When people discuss how music is made, or its cultural significance, or what value it holds, it’s often fascinating, but it sidesteps the point that music is fundamentally about how it makes you feel. Part of a reviewer’s remit is to compare to what has gone before, and to utilise their own tastes and experiences to help interpret the subject under the microscope…
Paul Alty’s Skyline EP exists in a bubble all its own. Sometimes it’s clear where influences may have come from, and sometimes it isn’t. And that’s just fine, because it’s your response to it that ultimately matters. How it makes you feel.
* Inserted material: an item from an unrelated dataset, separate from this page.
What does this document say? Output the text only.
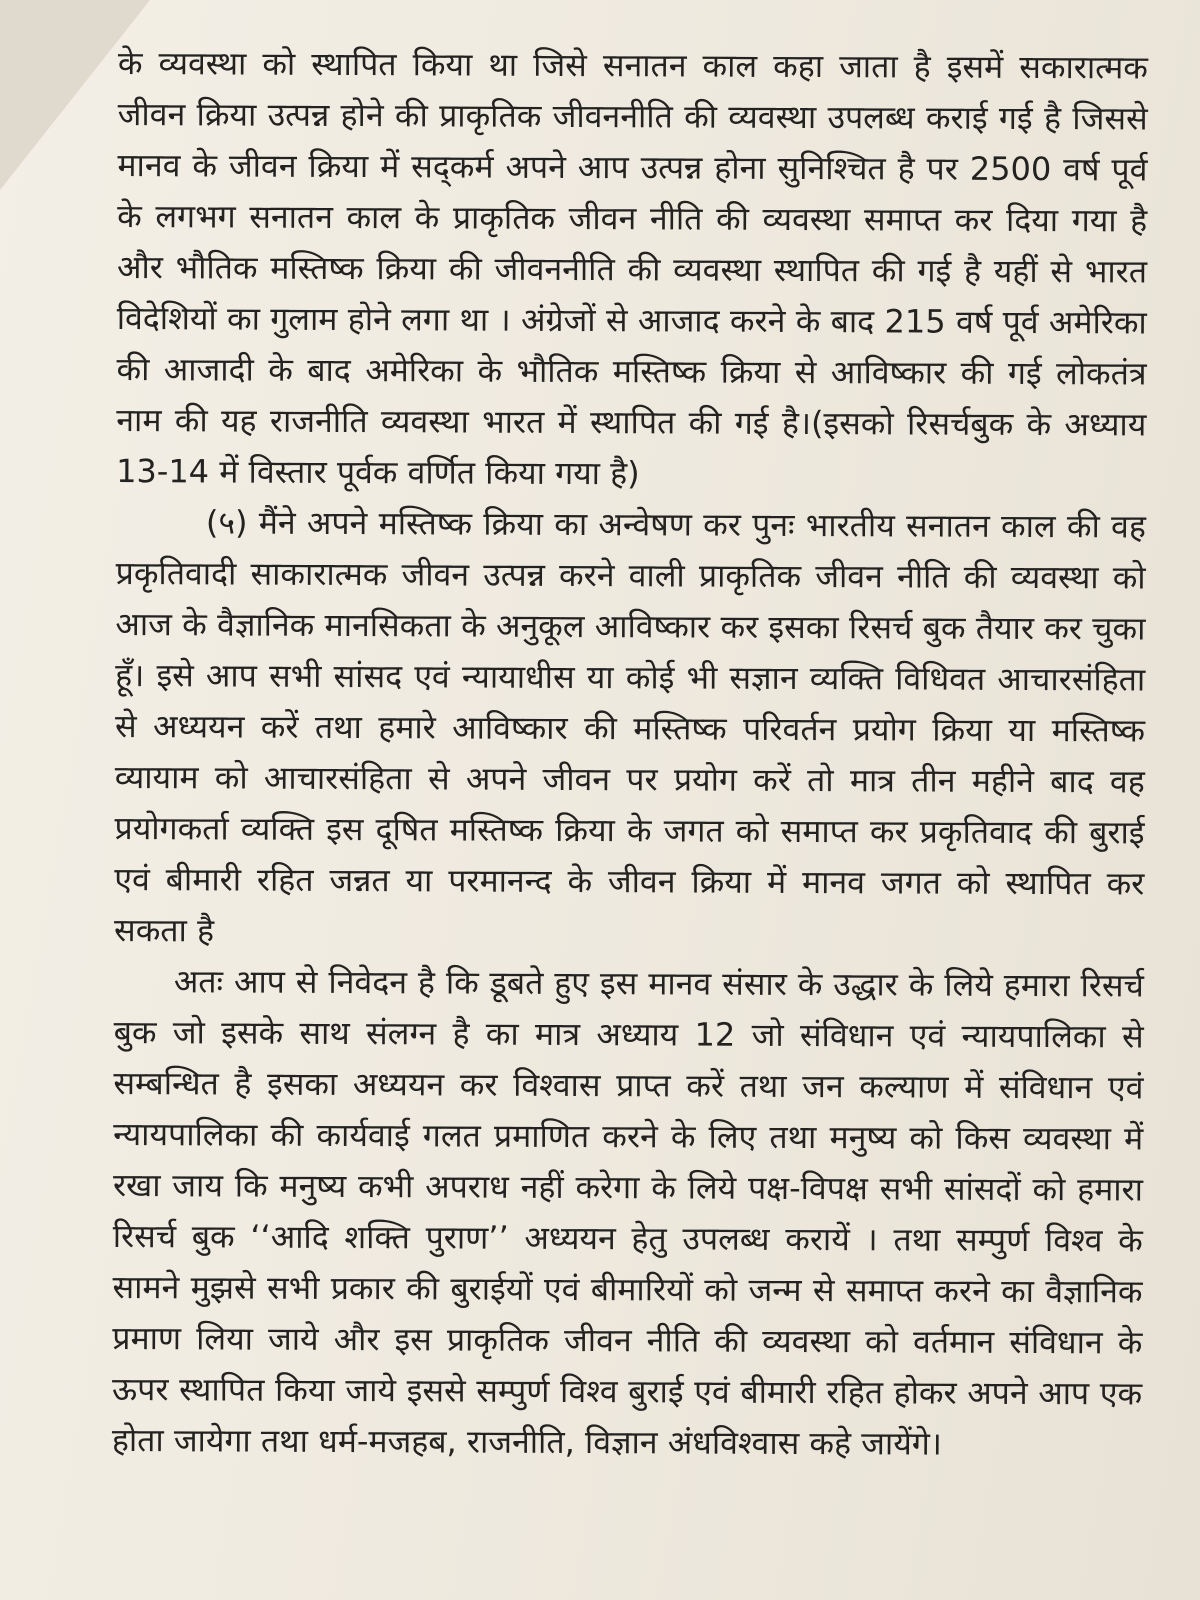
के व्यवस्था को स्थापित किया था जिसे सनातन काल कहा जाता है इसमें सकारात्मक जीवन क्रिया उत्पन्न होने की प्राकृतिक जीवननीति की व्यवस्था उपलब्ध कराई गई है जिससे मानव के जीवन क्रिया में सद्कर्म अपने आप उत्पन्न होना सुनिश्चित है पर 2500 वर्ष पूर्व के लगभग सनातन काल के प्राकृतिक जीवन नीति की व्यवस्था समाप्त कर दिया गया है और भौतिक मस्तिष्क क्रिया की जीवननीति की व्यवस्था स्थापित की गई है यहीं से भारत विदेशियों का गुलाम होने लगा था । अंग्रेजों से आजाद करने के बाद 215 वर्ष पूर्व अमेरिका की आजादी के बाद अमेरिका के भौतिक मस्तिष्क क्रिया से आविष्कार की गई लोकतंत्र नाम की यह राजनीति व्यवस्था भारत में स्थापित की गई है।(इसको रिसर्चबुक के अध्याय 13-14 में विस्तार पूर्वक वर्णित किया गया है)

(५) मैंने अपने मस्तिष्क क्रिया का अन्वेषण कर पुनः भारतीय सनातन काल की वह प्रकृतिवादी साकारात्मक जीवन उत्पन्न करने वाली प्राकृतिक जीवन नीति की व्यवस्था को आज के वैज्ञानिक मानसिकता के अनुकूल आविष्कार कर इसका रिसर्च बुक तैयार कर चुका हूँ। इसे आप सभी सांसद एवं न्यायाधीस या कोई भी सज्ञान व्यक्ति विधिवत आचारसंहिता से अध्ययन करें तथा हमारे आविष्कार की मस्तिष्क परिवर्तन प्रयोग क्रिया या मस्तिष्क व्यायाम को आचारसंहिता से अपने जीवन पर प्रयोग करें तो मात्र तीन महीने बाद वह प्रयोगकर्ता व्यक्ति इस दूषित मस्तिष्क क्रिया के जगत को समाप्त कर प्रकृतिवाद की बुराई एवं बीमारी रहित जन्नत या परमानन्द के जीवन क्रिया में मानव जगत को स्थापित कर सकता है

अतः आप से निवेदन है कि डूबते हुए इस मानव संसार के उद्धार के लिये हमारा रिसर्च बुक जो इसके साथ संलग्न है का मात्र अध्याय 12 जो संविधान एवं न्यायपालिका से सम्बन्धित है इसका अध्ययन कर विश्वास प्राप्त करें तथा जन कल्याण में संविधान एवं न्यायपालिका की कार्यवाई गलत प्रमाणित करने के लिए तथा मनुष्य को किस व्यवस्था में रखा जाय कि मनुष्य कभी अपराध नहीं करेगा के लिये पक्ष-विपक्ष सभी सांसदों को हमारा रिसर्च बुक ‘‘आदि शक्ति पुराण’’ अध्ययन हेतु उपलब्ध करायें । तथा सम्पुर्ण विश्व के सामने मुझसे सभी प्रकार की बुराईयों एवं बीमारियों को जन्म से समाप्त करने का वैज्ञानिक प्रमाण लिया जाये और इस प्राकृतिक जीवन नीति की व्यवस्था को वर्तमान संविधान के ऊपर स्थापित किया जाये इससे सम्पुर्ण विश्व बुराई एवं बीमारी रहित होकर अपने आप एक होता जायेगा तथा धर्म-मजहब, राजनीति, विज्ञान अंधविश्वास कहे जायेंगे।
Why the pre-amble? This all-instrumental set of four songs doesn’t fit neatly into any one category, that’s why – and is all the better for it. I don’t want to box it in. But I will say this – it made me feel stuff, and it’s great that Paul Alty hasn’t forgotten that fundamental – because it feels like there’s a genuine story to be told within each piece. It’s also fair to say that there are lead vocal choices which are very Jean-Michel Jarre, and that there are little production chops that feel very Röyksopp or Underworld. And it’s also fair to say there are trance plateaus attained and maintained. Recognising these doesn’t diminish the impact of the EP though: it’s a stone-cold triumph.
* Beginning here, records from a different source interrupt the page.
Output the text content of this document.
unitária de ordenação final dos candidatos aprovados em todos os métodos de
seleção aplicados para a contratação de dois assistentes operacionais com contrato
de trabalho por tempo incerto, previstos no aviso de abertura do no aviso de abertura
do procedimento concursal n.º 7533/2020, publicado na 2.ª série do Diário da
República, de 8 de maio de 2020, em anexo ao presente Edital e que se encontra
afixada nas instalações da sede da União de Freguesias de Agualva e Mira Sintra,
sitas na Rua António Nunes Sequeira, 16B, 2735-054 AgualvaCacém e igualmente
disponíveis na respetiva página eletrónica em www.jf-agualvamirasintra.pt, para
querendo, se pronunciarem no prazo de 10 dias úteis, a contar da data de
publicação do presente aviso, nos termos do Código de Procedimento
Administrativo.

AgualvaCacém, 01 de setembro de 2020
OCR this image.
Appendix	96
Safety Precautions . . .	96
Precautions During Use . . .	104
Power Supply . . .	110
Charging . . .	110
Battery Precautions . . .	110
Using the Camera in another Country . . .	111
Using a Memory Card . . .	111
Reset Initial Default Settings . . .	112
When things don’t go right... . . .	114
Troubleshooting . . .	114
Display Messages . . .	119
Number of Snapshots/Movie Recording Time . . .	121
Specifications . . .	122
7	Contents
We start with Skyline, which is a moody beast, all rupturing synths and yet meditative from the outset. Blade Runner vibes abound and images of dystopian futures with monolithic structures jump unbidden to my mind. And we’re flying drone-smooth between shining towers of sound, modulated for colour and detail. Paul Alty’s palette is immaculate throughout, with each sound carving its space. It’s all sounding mechanical until a very human tambourine loop is introduced three-quarters of the way through. Melody pokes its head into your consciousness throughout; different instruments choosing their moments to invade the forefront of the listener’s attention.
Night Flight uses a decent chunk of its 7 minute plus run-time to nod hard at the Equinoxe album by Jean-Michel Jarre. But its use of a bouncing, resonant synth in the initial build is something new, a spectral synth and a short phrase of familiar rasping bass synth do the job of cueing up the full-on beat – then it’s anticipation all the way until a massive white noise sweep introduces the voicings and delay-exploiting phrasing that Jarre favoured. Then some high-pitched Vangelis-style layers adorn the piece with further meaning.
Side-chaining bass synth marks out the pulse of Loves Found early on, and this drives through a good chunk of the piece before we hit a breakdown at the half-way mark. Bubbling, burbling synths syncopate fiercely while reverb-drenched keys that may once have been a ghostly piano mark out a minimal, sparing melody at the top of the sound. The melody continues to build as the track progresses, until the beat finally cedes, and the rhythmic synths that had accompanied it are allowed to wind down. A discordant, muddy growl lingers for a few moments until its point has been made, until it, along with its fellows, allows itself to be extinguished.
The mood stays dark and a little threatening for the closing piece, Black Skies. However, after an imposing introduction and a large slice of the spotlight, the fat bass synths pause, like the clouds parting, to allow the sun to cut through about halfway through the track. And then the growling bass fills up the landscape again with some syncopated flavours cutting through. Delay on the lead sound, panned hard to one side, then the other, creates some great rhythmic counterpoint, and some gentle pads underpin the whole with a wistful flavour. It’s a hypnotic, imposing finishing point that halts suddenly, shockingly. Which is not a criticism, it’s well-judged.
Skyline is a wide-reaching EP with some glorious high points and a journey that moves sonically all over the shop. Each piece feels like it has a narrative to exploit, and each does this with great elan. Fine, refined work. I’m feeling it.